Q: Can I give up or surrender my house in bankruptcy if I don’t want to keep it?
A: You can surrender your house in either a Chapter 7 bankruptcy or Chapter 13 bankruptcy if you can no longer make payments, plan to move, etc. If you change your mind and decide to surrender your home after filing a Chapter 7 bankruptcy but before your discharge, you should contact your attorney about changing your Statement of Intentions and rescinding a reaffirmation agreement if it was signed on the home. If you are in a Chapter 13 bankruptcy, surrendering your home will not automatically lower your Chapter 13 bankruptcy payments. You should contact your attorney to discuss what options are available to you.
Q: Can I give up or surrender my car in bankruptcy if I don’t want to keep it?
A: You can surrender your car in either a Chapter 7 bankruptcy or Chapter 13 bankruptcy. If you change your mind and decide to surrender the car after filing a Chapter 7 bankruptcy but before your discharge, you should contact your attorney about changing your Statement of Intentions and rescinding the reaffirmation agreement if it has already been signed on the car. If you are in a Chapter 13 bankruptcy, surrendering your car will not automatically lower your Chapter 13 bankruptcy payments. You should contact your attorney to discuss what options are available to you.
Q: What will happen to my personal property during bankruptcy?
A: Most personal property such as cash, bank accounts, furniture, clothes, and retirement plans can be protected by exemptions allowed by each state. Most people that file bankruptcy are allowed to keep most, if not all, of their personal property.
Q: What will happen to my retirement account if I file bankruptcy?
A: Most legitimate retirement accounts are protected from your creditors. Usually, the retirement account must be an IRA or an ERISA qualified retirement plan.
Q: Is my Social Security income protected?
A: Income from the Social Security Administration is protected and is not included in the Means Test calculation. It will be used, however, to determine your future earnings.
Q: Do I need to include leases in a bankruptcy?
A: You should list all leases. You may choose to assume (keep) or reject (give up) a lease in your bankruptcy. If you assume the lease you will be responsible for making payments and that debt will not be discharged or eliminated by the bankruptcy. A lease that is rejected will be listed as a creditor and that debt should be discharged in your bankruptcy.
Q: Will filing bankruptcy stop garnishments?

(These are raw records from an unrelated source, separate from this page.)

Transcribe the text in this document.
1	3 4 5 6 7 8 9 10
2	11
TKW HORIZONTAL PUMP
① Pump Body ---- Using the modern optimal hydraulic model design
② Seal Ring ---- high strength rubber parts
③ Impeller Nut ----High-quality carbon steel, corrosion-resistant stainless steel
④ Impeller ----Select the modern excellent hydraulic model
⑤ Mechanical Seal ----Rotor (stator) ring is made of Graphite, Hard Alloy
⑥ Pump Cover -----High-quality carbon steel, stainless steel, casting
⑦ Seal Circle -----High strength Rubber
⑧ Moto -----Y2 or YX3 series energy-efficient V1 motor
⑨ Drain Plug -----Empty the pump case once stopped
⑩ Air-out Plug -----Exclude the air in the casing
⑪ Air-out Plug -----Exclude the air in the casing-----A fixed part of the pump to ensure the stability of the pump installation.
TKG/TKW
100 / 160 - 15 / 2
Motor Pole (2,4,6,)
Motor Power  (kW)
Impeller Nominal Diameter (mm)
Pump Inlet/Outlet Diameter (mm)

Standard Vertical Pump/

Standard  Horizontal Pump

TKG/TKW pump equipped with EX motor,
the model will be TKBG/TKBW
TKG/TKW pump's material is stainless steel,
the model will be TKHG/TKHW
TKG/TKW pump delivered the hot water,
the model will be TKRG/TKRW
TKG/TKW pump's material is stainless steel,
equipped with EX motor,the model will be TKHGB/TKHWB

Filing bankruptcy will not stop of the garnishment of domestic support obligations for ongoing child support and alimony awarded by the court. However, domestic support arrearage, the amount you are behind, can be included in the Chapter 13 bankruptcy plan payments, so the wage garnishment may be reduced for that portion of the child support or alimony payment.
Filing Chapter 13 bankruptcy will stop the garnishment from the Internal Revenue Service and/or a state’s department of revenue for taxes.
Unfortunately, the wage garnishment will not stop until your employer receives paperwork from these entities instructing them to stop the garnishment.